Ford Motor Co. announced plans last week to join an ever-growing number of automakers who intend to produce fully autonomous vehicles in the next five years.

Ford president and CEO Mark Fields made it clear that the giant automaker is not settling for half-measures in its effort and is going straight to self-driving cars by 2021. “That means there’s going to be no steering wheel. There’s not going to be a gas pedal. There’s not going to be a brake pedal and, of course, a driver is not going to be required,” he said.

Ford’s bold announcement, which included a mention of its investment in sensor-maker Velodyne Lidar Inc., matches similar statements from competitors. In March, General Motors announced an investment in Cruise Automation, maker of autonomous vehicle control systems. Soon afterward, the giant automaker admitted it was testing autonomous vehicles in the San Francisco area. Similarly, Uber Technologies Inc. said last week that it intends to allow customers in downtown Pittsburgh to summon self-driving Volvo SUVs from their phones by the end of this month. Uber, Volvo, GM, and Ford have been joined by other companies, including Google, Nissan, and Tesla Motors, in making announcements about autonomous or semi-autonomous vehicles.

An autonomous Ford Fusion takes to the streets in Dearborn, Mich.

(Source: Ford Motor Co.)

 

Fields said that autonomy is the biggest phenomenon to hit the auto industry in a century. “We see autonomous vehicles as having as significant an impact on society as Ford’s moving assembly line did over a hundred years ago,” he said.

Still, some experts remain skeptical. “This is business as usual,” Kyle Landry, research associate for Lux Research’s autonomous systems team, told Design News. “People have been making these announcements for the last couple years. It’s been Google, then Tesla, then Nissan, then Ford, and a handful of others.”

Landry contends that obstacles remain, especially for the fully autonomous vehicles described by Ford.
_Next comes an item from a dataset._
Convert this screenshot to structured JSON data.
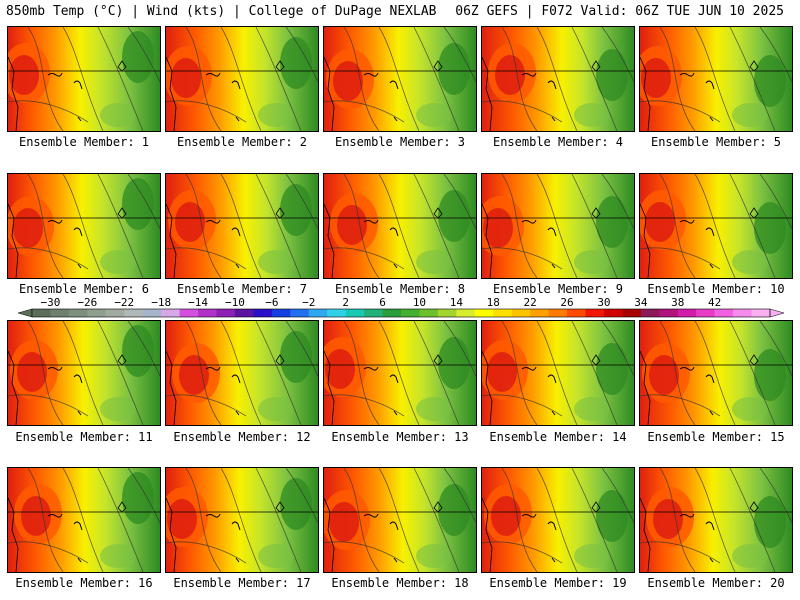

Sensors and software are not entirely ready for the chaos of complex traffic and inclement weather. “There are a lot of technical limitations in the way,” he said. “And beyond that, you have the regulatory issues -- NHTSA and the Department of Transportation can be very slow. The scenario is just not plausible today.”

Landry said he expects fully autonomous vehicles to be used in very limited applications until about 2030. Such applications include shuttle buses on campuses and autonomous cabs in small, well-mapped business districts. Audi, for example, plans to do valet-style rides in a parking lot in a Boston suburb, he said.

“That’s how the scientific method works,” Landry told us. “You limit the variables that you’re going to encounter. One way to do that is by location. Another is to limit the number of vehicles on the road.”

Clearly, though, that’s not what Ford is planning. “… we abandoned a stepping-stone approach and created a dedicated ‘top-down’ engineering program to deliver fully autonomous vehicles …” Fields said in a prepared statement released by Ford last week.

Either way, the pieces of the self-driving puzzle -- technologies such as collision avoidance and lanekeeping -- will affect safety in a positive way, Landry said. “We don’t need to wait for the fully autonomous car to come in 2030 to make everything safer,” he said. “These technologies are impacting safety already.”

Senior technical editor Chuck Murray has been writing about technology for 32 years. He joined Design News in 1987, and has covered electronics, automation, fluid power, and autos.